On a larger scale, this cyclical mechanism is the foundation of Henry Fool’s relationship with Simon. From their first meeting, Henry Fool simultaneously inflates his own personal history to encourage admiration from Simon while he also pushes Simon to write poetry. Henry Fool is successful in both, and enjoys with Simon a relationship that for him is ideal in its exploitation. That bliss soon gives way to betrayal. Upon hearing Henry Fool speak of his publisher friend, Simon goes out on his own to meet said publisher. Henry Fool’s alleged friend rejects Simon almost immediately, but he is also made privy to the truth. When Simon returns, he confronts Henry with what he has learned, that Henry has no friends in publishing. A feeling of betrayal sets in. Henry feels betrayed by Simon, for Simon had not consulted him before seeking out the publisher. Simon likewise feels betrayed by Henry’s exaggeration of the truth.

It soon becomes clear through an analysis of the relationships in Henry Fool that in Hal Hartley’s vision of the world no one is without blame or responsibility, and that the experience of pain is the crux of all relationships, since, whether you deal with it or not, the experience of pain is shared by all parties involved. Hartley goes so far with this thesis as to have Simon and Henry Fool “switch places”. Simon does eventually become a successful poet, Henry Fool eventually lands Simon’s old job as garbage man, and even inherits Simon’s family when he marries Fey. This role reversal exposes sides to both characters that until this moment had remained unseen. Henry’s anxieties and displeasure in his new life are those which Simon could not articulate except in his poetry, and vice versa. Through this transference of “roles” for the characters, Hartley executes the above-mentioned thesis of shared experience and shared pain.

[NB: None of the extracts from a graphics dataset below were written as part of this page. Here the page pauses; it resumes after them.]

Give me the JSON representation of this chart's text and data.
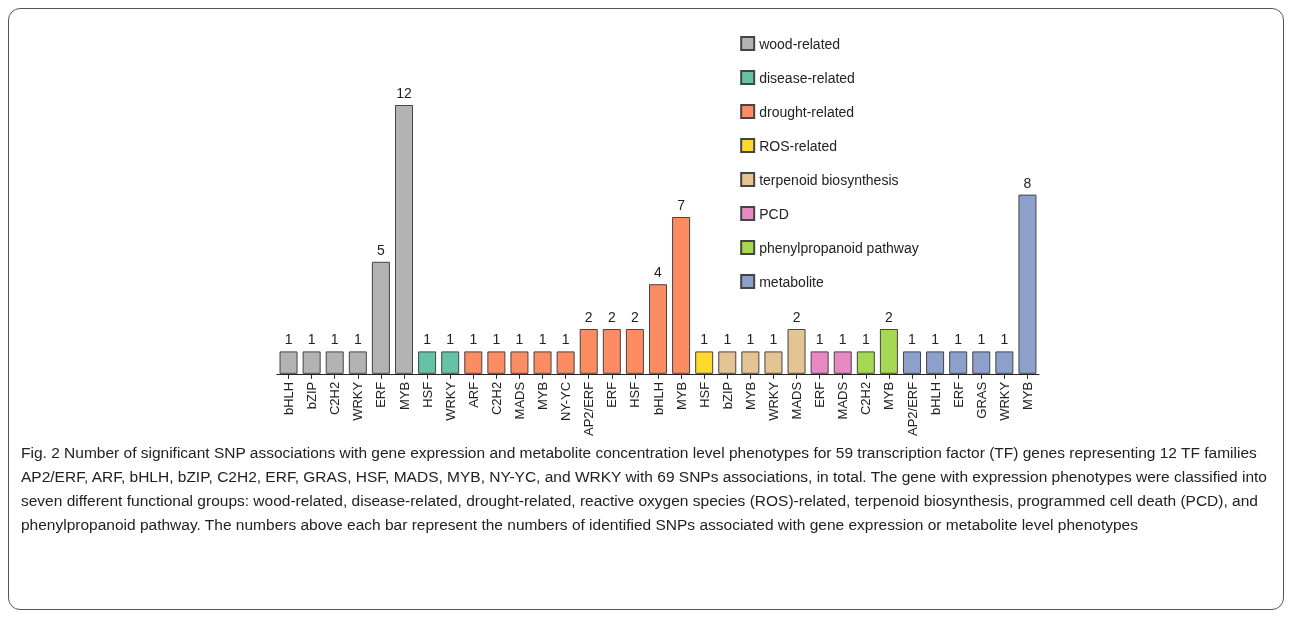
{
  "chart_data": {
    "type": "bar",
    "stacked": true,
    "data_labels": true,
    "legend": "top right",
    "categories": [
      "bHLH",
      "bZIP",
      "C2H2",
      "WRKY",
      "ERF",
      "MYB",
      "HSF",
      "WRKY",
      "ARF",
      "C2H2",
      "MADS",
      "MYB",
      "NY-YC",
      "AP2/ERF",
      "ERF",
      "HSF",
      "bHLH",
      "MYB",
      "HSF",
      "bZIP",
      "MYB",
      "WRKY",
      "MADS",
      "ERF",
      "MADS",
      "C2H2",
      "MYB",
      "AP2/ERF",
      "bHLH",
      "ERF",
      "GRAS",
      "WRKY",
      "MYB"
    ],
    "series": [
      {
        "name": "wood-related",
        "color": "#b3b3b3",
        "values": [
          1,
          1,
          1,
          1,
          5,
          12,
          null,
          null,
          null,
          null,
          null,
          null,
          null,
          null,
          null,
          null,
          null,
          null,
          null,
          null,
          null,
          null,
          null,
          null,
          null,
          null,
          null,
          null,
          null,
          null,
          null,
          null,
          null
        ]
      },
      {
        "name": "disease-related",
        "color": "#66c2a5",
        "values": [
          null,
          null,
          null,
          null,
          null,
          null,
          1,
          1,
          null,
          null,
          null,
          null,
          null,
          null,
          null,
          null,
          null,
          null,
          null,
          null,
          null,
          null,
          null,
          null,
          null,
          null,
          null,
          null,
          null,
          null,
          null,
          null,
          null
        ]
      },
      {
        "name": "drought-related",
        "color": "#fc8d62",
        "values": [
          null,
          null,
          null,
          null,
          null,
          null,
          null,
          null,
          1,
          1,
          1,
          1,
          1,
          2,
          2,
          2,
          4,
          7,
          null,
          null,
          null,
          null,
          null,
          null,
          null,
          null,
          null,
          null,
          null,
          null,
          null,
          null,
          null
        ]
      },
      {
        "name": "ROS-related",
        "color": "#ffd92f",
        "values": [
          null,
          null,
          null,
          null,
          null,
          null,
          null,
          null,
          null,
          null,
          null,
          null,
          null,
          null,
          null,
          null,
          null,
          null,
          1,
          null,
          null,
          null,
          null,
          null,
          null,
          null,
          null,
          null,
          null,
          null,
          null,
          null,
          null
        ]
      },
      {
        "name": "terpenoid biosynthesis",
        "color": "#e5c494",
        "values": [
          null,
          null,
          null,
          null,
          null,
          null,
          null,
          null,
          null,
          null,
          null,
          null,
          null,
          null,
          null,
          null,
          null,
          null,
          null,
          1,
          1,
          1,
          2,
          null,
          null,
          null,
          null,
          null,
          null,
          null,
          null,
          null,
          null
        ]
      },
      {
        "name": "PCD",
        "color": "#e78ac3",
        "values": [
          null,
          null,
          null,
          null,
          null,
          null,
          null,
          null,
          null,
          null,
          null,
          null,
          null,
          null,
          null,
          null,
          null,
          null,
          null,
          null,
          null,
          null,
          null,
          1,
          1,
          null,
          null,
          null,
          null,
          null,
          null,
          null,
          null
        ]
      },
      {
        "name": "phenylpropanoid pathway",
        "color": "#a6d854",
        "values": [
          null,
          null,
          null,
          null,
          null,
          null,
          null,
          null,
          null,
          null,
          null,
          null,
          null,
          null,
          null,
          null,
          null,
          null,
          null,
          null,
          null,
          null,
          null,
          null,
          null,
          1,
          2,
          null,
          null,
          null,
          null,
          null,
          null
        ]
      },
      {
        "name": "metabolite",
        "color": "#8da0cb",
        "values": [
          null,
          null,
          null,
          null,
          null,
          null,
          null,
          null,
          null,
          null,
          null,
          null,
          null,
          null,
          null,
          null,
          null,
          null,
          null,
          null,
          null,
          null,
          null,
          null,
          null,
          null,
          null,
          1,
          1,
          1,
          1,
          1,
          8
        ]
      }
    ],
    "annotations": [
      "Fig. 2 Number of significant SNP associations with gene expression and metabolite concentration level phenotypes for 59 transcription factor (TF) genes representing 12 TF families AP2/ERF, ARF, bHLH, bZIP, C2H2, ERF, GRAS, HSF, MADS, MYB, NY-YC, and WRKY with 69 SNPs associations, in total. The gene with expression phenotypes were classified into seven different functional groups: wood-related, disease-related, drought-related, reactive oxygen species (ROS)-related, terpenoid biosynthesis, programmed cell death (PCD), and phenylpropanoid pathway. The numbers above each bar represent the numbers of identified SNPs associated with gene expression or metabolite level phenotypes"
    ]
  }
}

The dark themes of Henry Fool (many of which I left out such as murder, suicide, rape, domestic abuse, alcoholism) place the film in an isolated position in Hartley’s filmography. His other films, some with profoundly dark and sinister moments, maintain a comic air of irony, which he discards in Henry Fool in favor for an ambivalent acceptance. Hartley even addresses pain directly, as opposed to the in his other works in which pain was an unpleasant necessity, one needed to experience life. I prefer the darker Hal Hartley. After all the best films are equally challenging and rewarding.